In 2020, with the world locked at home, consumer sales of office chairs in the U.S. jumped by 75%. Podcasts, articles, how-tos and buying guides sprouted up seemingly overnight in response to the troubling reality that many white-collar workers now faced: The chairs they had at home were terrible.

Those of us with desk jobs — which in Japan is an estimated 28% of the workforce — share a common and persistent problem called sitting. Even in the years before the pandemic, all sorts of new contraptions had come up on the market — not just standing but walking and cycling desks, not just ergonomic chairs but ones you could kneel on, even ones that bounce.

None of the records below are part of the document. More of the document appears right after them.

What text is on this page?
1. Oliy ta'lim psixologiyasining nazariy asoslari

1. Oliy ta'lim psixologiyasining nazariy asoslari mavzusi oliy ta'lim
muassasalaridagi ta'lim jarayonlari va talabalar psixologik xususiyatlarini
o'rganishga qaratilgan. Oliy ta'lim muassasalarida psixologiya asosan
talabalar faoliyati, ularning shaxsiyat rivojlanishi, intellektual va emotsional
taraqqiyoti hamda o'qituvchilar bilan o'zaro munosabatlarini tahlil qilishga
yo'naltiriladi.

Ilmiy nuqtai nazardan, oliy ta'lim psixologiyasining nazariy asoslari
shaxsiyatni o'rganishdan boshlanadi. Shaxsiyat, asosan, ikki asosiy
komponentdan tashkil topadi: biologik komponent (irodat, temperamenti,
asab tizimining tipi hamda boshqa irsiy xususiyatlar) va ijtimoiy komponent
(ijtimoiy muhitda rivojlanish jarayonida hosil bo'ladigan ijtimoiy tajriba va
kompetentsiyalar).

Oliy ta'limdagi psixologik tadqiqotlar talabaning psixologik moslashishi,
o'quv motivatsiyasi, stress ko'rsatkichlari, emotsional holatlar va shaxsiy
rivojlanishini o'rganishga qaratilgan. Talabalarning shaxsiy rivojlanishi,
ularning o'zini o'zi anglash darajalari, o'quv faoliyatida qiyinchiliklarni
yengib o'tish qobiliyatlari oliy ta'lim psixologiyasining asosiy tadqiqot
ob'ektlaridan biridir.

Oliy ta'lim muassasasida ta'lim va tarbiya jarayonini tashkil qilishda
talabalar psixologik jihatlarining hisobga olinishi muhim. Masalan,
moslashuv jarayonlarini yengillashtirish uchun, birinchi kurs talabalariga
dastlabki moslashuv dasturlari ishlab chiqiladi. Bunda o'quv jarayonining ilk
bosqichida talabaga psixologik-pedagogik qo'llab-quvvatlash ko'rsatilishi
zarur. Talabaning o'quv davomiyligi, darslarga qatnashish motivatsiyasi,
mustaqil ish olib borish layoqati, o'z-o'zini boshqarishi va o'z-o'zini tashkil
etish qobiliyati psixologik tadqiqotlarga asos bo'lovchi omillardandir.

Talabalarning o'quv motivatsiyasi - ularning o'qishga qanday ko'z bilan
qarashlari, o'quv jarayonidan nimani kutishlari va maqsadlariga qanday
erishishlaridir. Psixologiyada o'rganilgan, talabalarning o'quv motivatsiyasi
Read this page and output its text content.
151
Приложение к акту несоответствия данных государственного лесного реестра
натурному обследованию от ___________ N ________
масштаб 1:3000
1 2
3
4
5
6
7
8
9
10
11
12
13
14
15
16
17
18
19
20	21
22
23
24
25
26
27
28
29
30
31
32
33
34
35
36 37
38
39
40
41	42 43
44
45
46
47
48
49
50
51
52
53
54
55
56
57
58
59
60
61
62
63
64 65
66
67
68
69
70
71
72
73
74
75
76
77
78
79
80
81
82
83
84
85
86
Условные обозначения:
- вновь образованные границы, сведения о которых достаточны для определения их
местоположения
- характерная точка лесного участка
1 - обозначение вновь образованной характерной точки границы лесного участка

But the pandemic eliminated the office commute and forced many people to reckon with the fact that they now spent roughly a third of the day stationary in chairs. It became a familiar feeling, getting to the end of the workday only to realize your total steps had been 50 — to the kitchen and back, to the bathroom and back — and intentionally spreading out errands, however inefficiently, just to have somewhere to go and stretch your legs. Prolonged sitting is linked with an increased risk of insomnia, depression, obesity, cardiovascular problems and death. It has been years since people have been calling sitting the new smoking — but three years into the pandemic, we now collectively have smoker’s cough. Sitter’s bum, if you will.